Objective: Peripheral cholangiocarcinoma may be more frequent than expected, and is usually asymptomatic until it is well advanced. Our purpose was to assess the accuracy of ultrasound in differential diagnosis. Methods: We compared the sonographic findings of ten consecutive patients with histologically proven peripheral cholangiocarcinoma with those obtained in 26 consecutive patients with hepatocarcinoma detected in the same period. In every patient we performed an ultrasound-guided biopsy with a fine (22 gauge) cutting needle.

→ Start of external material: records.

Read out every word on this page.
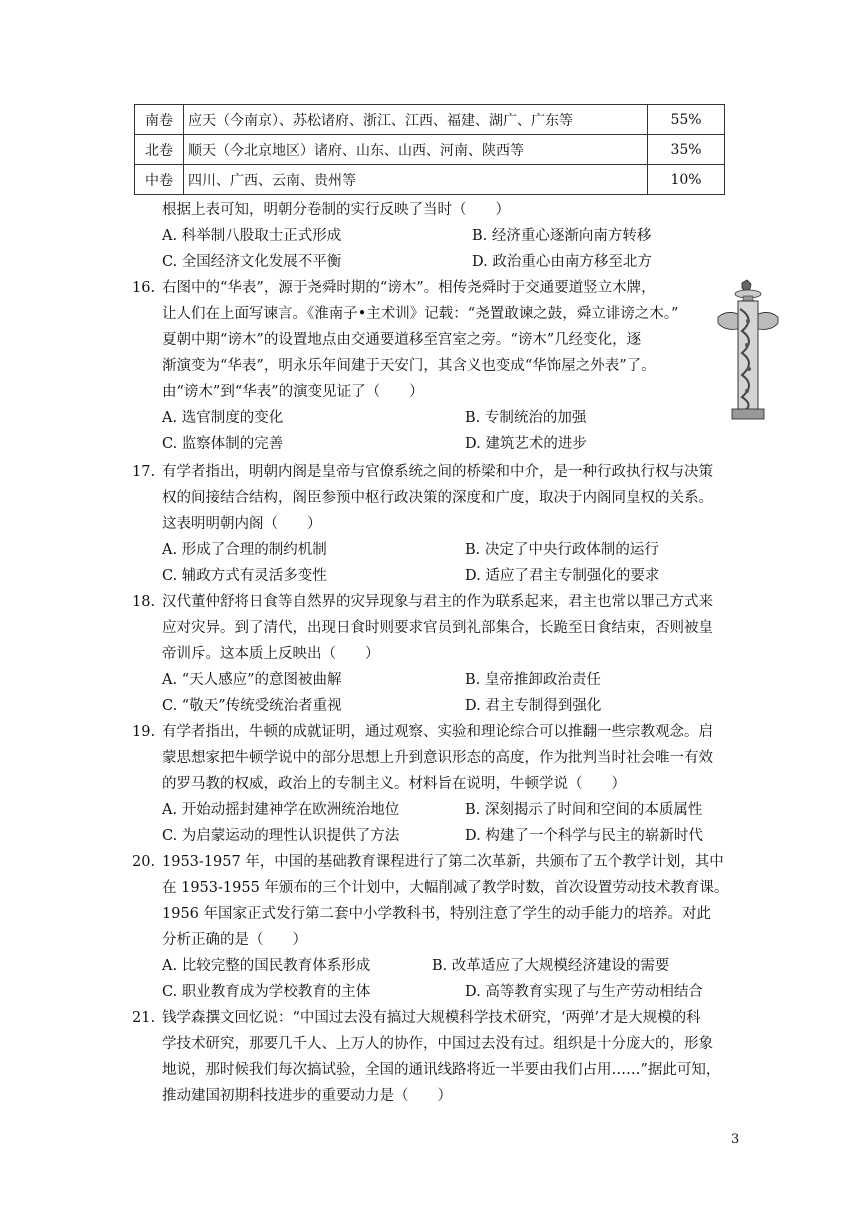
南卷	应天（今南京）、苏松诸府、浙江、江西、福建、湖广、广东等	55%
北卷	顺天（今北京地区）诸府、山东、山西、河南、陕西等	35%
中卷	四川、广西、云南、贵州等	10%
根据上表可知，明朝分卷制的实行反映了当时（　　）
A. 科举制八股取士正式形成	B. 经济重心逐渐向南方转移
C. 全国经济文化发展不平衡	D. 政治重心由南方移至北方
16. 右图中的“华表”，源于尧舜时期的“谤木”。相传尧舜时于交通要道竖立木牌，
让人们在上面写谏言。《淮南子•主术训》记载：“尧置敢谏之鼓，舜立诽谤之木。”
夏朝中期“谤木”的设置地点由交通要道移至宫室之旁。“谤木”几经变化，逐
渐演变为“华表”，明永乐年间建于天安门，其含义也变成“华饰屋之外表”了。
由“谤木”到“华表”的演变见证了（　　）
A. 选官制度的变化	B. 专制统治的加强
C. 监察体制的完善	D. 建筑艺术的进步
17. 有学者指出，明朝内阁是皇帝与官僚系统之间的桥梁和中介，是一种行政执行权与决策
权的间接结合结构，阁臣参预中枢行政决策的深度和广度，取决于内阁同皇权的关系。
这表明明朝内阁（　　）
A. 形成了合理的制约机制	B. 决定了中央行政体制的运行
C. 辅政方式有灵活多变性	D. 适应了君主专制强化的要求
18. 汉代董仲舒将日食等自然界的灾异现象与君主的作为联系起来，君主也常以罪己方式来
应对灾异。到了清代，出现日食时则要求官员到礼部集合，长跪至日食结束，否则被皇
帝训斥。这本质上反映出（　　）
A. “天人感应”的意图被曲解	B. 皇帝推卸政治责任
C. “敬天”传统受统治者重视	D. 君主专制得到强化
19. 有学者指出，牛顿的成就证明，通过观察、实验和理论综合可以推翻一些宗教观念。启
蒙思想家把牛顿学说中的部分思想上升到意识形态的高度，作为批判当时社会唯一有效
的罗马教的权威，政治上的专制主义。材料旨在说明，牛顿学说（　　）
A. 开始动摇封建神学在欧洲统治地位	B. 深刻揭示了时间和空间的本质属性
C. 为启蒙运动的理性认识提供了方法	D. 构建了一个科学与民主的崭新时代
20. 1953-1957 年，中国的基础教育课程进行了第二次革新，共颁布了五个教学计划，其中
在 1953-1955 年颁布的三个计划中，大幅削减了教学时数，首次设置劳动技术教育课。
1956 年国家正式发行第二套中小学教科书，特别注意了学生的动手能力的培养。对此
分析正确的是（　　）
A. 比较完整的国民教育体系形成	B. 改革适应了大规模经济建设的需要
C. 职业教育成为学校教育的主体	D. 高等教育实现了与生产劳动相结合
21. 钱学森撰文回忆说：“中国过去没有搞过大规模科学技术研究，‘两弹’才是大规模的科
学技术研究，那要几千人、上万人的协作，中国过去没有过。组织是十分庞大的，形象
地说，那时候我们每次搞试验，全国的通讯线路将近一半要由我们占用……”据此可知，
推动建国初期科技进步的重要动力是（　　）
3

Results: In all patients with a final diagnosis of peripheral cholangiocarcinoma, the ultrasound scan disclosed multiple well-defined nodules with a hypoechoic or target pattern. Two patients had dilated intrahepatic bile ducts and suspected infiltration of the common duct. No patient had ascites. Only minimal alterations in laboratory examinations were found. Ultrasound-guided fine cutting needle biopsy yielded diagnostic material and allowed the definitive differential diagnosis. Conclusion: Peripheral cholangiocarcinoma even in Western countries may represent a significant proportion of all primary liver cancers. Due to non-specific symptomatology only intractable and far advanced cases were detected by means of sonography. Ultrasound findings did not differ from those found in cases of metastases from extrahepatic adenocarcinomas or hepatocarcinoma with multinodular pattern (10/26 in our series).